The U.F.C.W. The U.F.C.W. is concerned that the combined power of Albertsons and Kroger would intensify the power imbalance with the union. John Marshall is a financial analyst at U.F.C.W. Chapters in California and Washington State said that both chains were aggressive at the bargaining tables. In 2003, both companies demanded concessions, including a two-tiered salary structure, from the U.F.C.W. Despite setbacks unionized workers have maintained health and retirement benefits, which their nonunion counterparts like Walmart do not. Walmart employs 2 million people, and has been accused by the company of illegal union busting. Walmart has denied these allegations. A Kroger spokesperson said that nonunion rivals will become “even stronger and unaccountable,” if the merger is blocked. The F.T.C.’s complaint states that union grocery workers leverage the fact that Kroger and Albertsons are separate companies competing for customers and workers to negotiate better terms of employment for union grocery employees. A representative of the agency declined to comment beyond the legal complaint. An agency representative declined to provide additional comment beyond the legal complaint.
Eric Posner, a professor at the University of Chicago Law School who focuses on antitrust, noted that a more dominant Kroger would chip away at unions’ ability to use strikes as a bargaining tool.
“If the worker can find an equally good job elsewhere, then the workers can stay on strike longer, and that means the employer will have to give and make concessions,” Mr. Posner said.
He said he was not aware of any other antitrust cases that limited the scope of harm to unionized workers. Posner said that regulators raised labor-related issues in only one case that went to court. In that 2022 suit, the Justice Department successfully blocked a merger of book publishers, focusing on authors as workers who stood to be harmed by the deal.
Closings and Layoffs Feared
On top of weakened bargaining power, workers — especially those who experienced the fallout from Albertsons’s takeover of Safeway a decade ago — are concerned about potential store closings and layoffs.
Michael Lawing, a meat manager at an Albertsons in the Seattle area, has been an employee of the company on and off since 1987. He and his colleagues lost their job when their store changed ownership to Haggen in 2015.
“I lost all of my seniority, as far a vacation time, as a far as health benefits,” said Mr.

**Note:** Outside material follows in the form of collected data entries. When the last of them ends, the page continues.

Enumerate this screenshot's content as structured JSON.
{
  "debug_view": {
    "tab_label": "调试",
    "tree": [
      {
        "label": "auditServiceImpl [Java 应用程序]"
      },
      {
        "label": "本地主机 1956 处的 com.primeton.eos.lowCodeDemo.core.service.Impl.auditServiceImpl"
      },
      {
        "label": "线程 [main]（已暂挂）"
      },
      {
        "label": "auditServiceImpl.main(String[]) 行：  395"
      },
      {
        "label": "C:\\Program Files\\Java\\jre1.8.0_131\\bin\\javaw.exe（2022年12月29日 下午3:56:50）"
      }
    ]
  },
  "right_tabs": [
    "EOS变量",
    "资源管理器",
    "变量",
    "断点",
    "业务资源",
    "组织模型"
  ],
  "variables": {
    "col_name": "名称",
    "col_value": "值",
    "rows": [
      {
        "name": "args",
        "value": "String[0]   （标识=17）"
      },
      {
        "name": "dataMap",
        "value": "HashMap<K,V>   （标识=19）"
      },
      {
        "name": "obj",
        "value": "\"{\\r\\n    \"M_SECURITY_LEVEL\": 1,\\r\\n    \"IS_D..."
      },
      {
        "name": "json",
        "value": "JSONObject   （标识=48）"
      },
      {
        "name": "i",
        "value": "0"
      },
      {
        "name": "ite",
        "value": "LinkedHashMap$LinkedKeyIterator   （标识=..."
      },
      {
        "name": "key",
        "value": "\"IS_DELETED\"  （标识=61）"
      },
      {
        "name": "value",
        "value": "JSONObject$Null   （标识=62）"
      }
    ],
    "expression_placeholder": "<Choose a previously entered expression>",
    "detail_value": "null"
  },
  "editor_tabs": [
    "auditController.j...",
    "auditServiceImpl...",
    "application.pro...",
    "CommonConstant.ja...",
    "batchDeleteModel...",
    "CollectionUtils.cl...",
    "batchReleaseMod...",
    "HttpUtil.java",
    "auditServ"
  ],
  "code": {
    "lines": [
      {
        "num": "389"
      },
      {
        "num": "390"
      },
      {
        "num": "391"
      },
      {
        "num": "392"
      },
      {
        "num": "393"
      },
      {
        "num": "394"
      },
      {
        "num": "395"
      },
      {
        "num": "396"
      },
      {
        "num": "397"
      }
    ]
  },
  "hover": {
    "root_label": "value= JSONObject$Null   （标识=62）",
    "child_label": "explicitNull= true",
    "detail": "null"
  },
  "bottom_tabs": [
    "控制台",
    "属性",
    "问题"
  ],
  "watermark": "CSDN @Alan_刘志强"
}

Lawing. “I had to restart from the beginning.”
Kroger has portrayed C&S, which has signed up to buy the 579 stores that would be shed under the merger, as a pro-union operator. Lauren La Bruno, a C&S spokeswoman, said the company would recognize the union work force and honor all collective bargaining agreements.

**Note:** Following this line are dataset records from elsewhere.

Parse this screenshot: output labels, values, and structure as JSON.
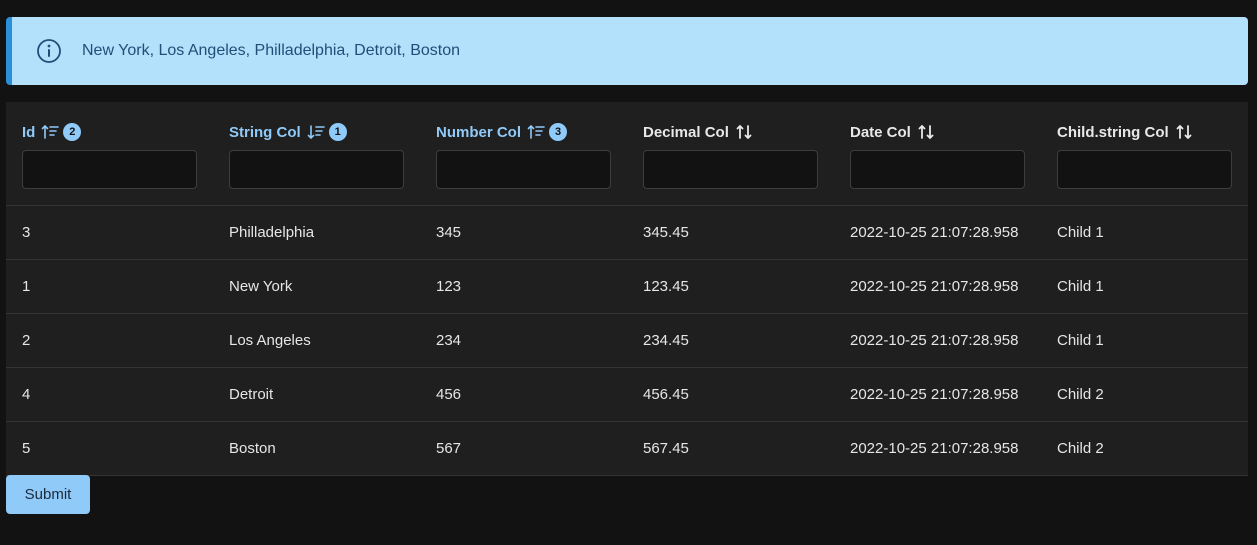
{
  "alert": {
    "text": "New York, Los Angeles, Philladelphia, Detroit, Boston",
    "icon": "info-icon"
  },
  "columns": [
    {
      "label": "Id",
      "sorted": true,
      "direction": "asc",
      "order": "2"
    },
    {
      "label": "String Col",
      "sorted": true,
      "direction": "desc",
      "order": "1"
    },
    {
      "label": "Number Col",
      "sorted": true,
      "direction": "asc",
      "order": "3"
    },
    {
      "label": "Decimal Col",
      "sorted": false,
      "direction": "none",
      "order": ""
    },
    {
      "label": "Date Col",
      "sorted": false,
      "direction": "none",
      "order": ""
    },
    {
      "label": "Child.string Col",
      "sorted": false,
      "direction": "none",
      "order": ""
    }
  ],
  "rows": [
    [
      "3",
      "Philladelphia",
      "345",
      "345.45",
      "2022-10-25 21:07:28.958",
      "Child 1"
    ],
    [
      "1",
      "New York",
      "123",
      "123.45",
      "2022-10-25 21:07:28.958",
      "Child 1"
    ],
    [
      "2",
      "Los Angeles",
      "234",
      "234.45",
      "2022-10-25 21:07:28.958",
      "Child 1"
    ],
    [
      "4",
      "Detroit",
      "456",
      "456.45",
      "2022-10-25 21:07:28.958",
      "Child 2"
    ],
    [
      "5",
      "Boston",
      "567",
      "567.45",
      "2022-10-25 21:07:28.958",
      "Child 2"
    ]
  ],
  "submit_label": "Submit",
  "colors": {
    "accent": "#90caf9",
    "alert_bg": "#b3e0fb",
    "alert_border": "#2a8fd8",
    "bg": "#121212",
    "table_bg": "#1f1f1f"
  }
}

But Mr. Marshall of the U.F.C.W. C&S representatives refused to commit to negotiating new collective bargaining contracts with the union at two meetings held in January. He said that contracts covering more than 100,000 Kroger workers and Albertsons employees, mainly on the West Coast will expire next year. Ms. La Bruno declined to comment on the meetings. While Ms. La Bruno claimed that the company has the financial strength and retail experience to operate hundreds of stores, antitrust regulators and experts say a Haggen-style collapse would be likely if the deal went through. They argue that C&S doesn’t appear to be equipped to efficiently operate hundreds of supermarkets.
“This company might just shut down the stores after buying them,” Mr. Posner said.

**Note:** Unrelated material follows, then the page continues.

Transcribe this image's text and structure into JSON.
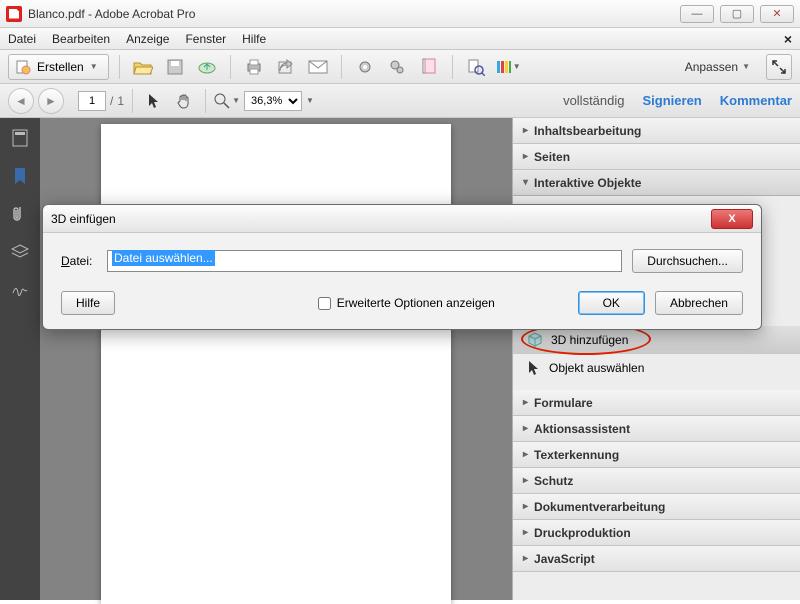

Yasmin Ashur, who has been an Albertsons employee for nearly 25 years, works as a cashier at one of the company’s stores in Port Orchard, Wash., which is set to be sold to C&S. She is worried about her pension and health insurance when she considers what will happen to the U.F.C.W. contract after it expires. contract expires.
Ms. Ashur earns about $10 more than the minimum wage of her state, earning $26 per hour. “But then again, it’s a new start,” Ms. Ashur said. “Nobody is going to hire you at what I was making. I’m going have to start at the bottom.”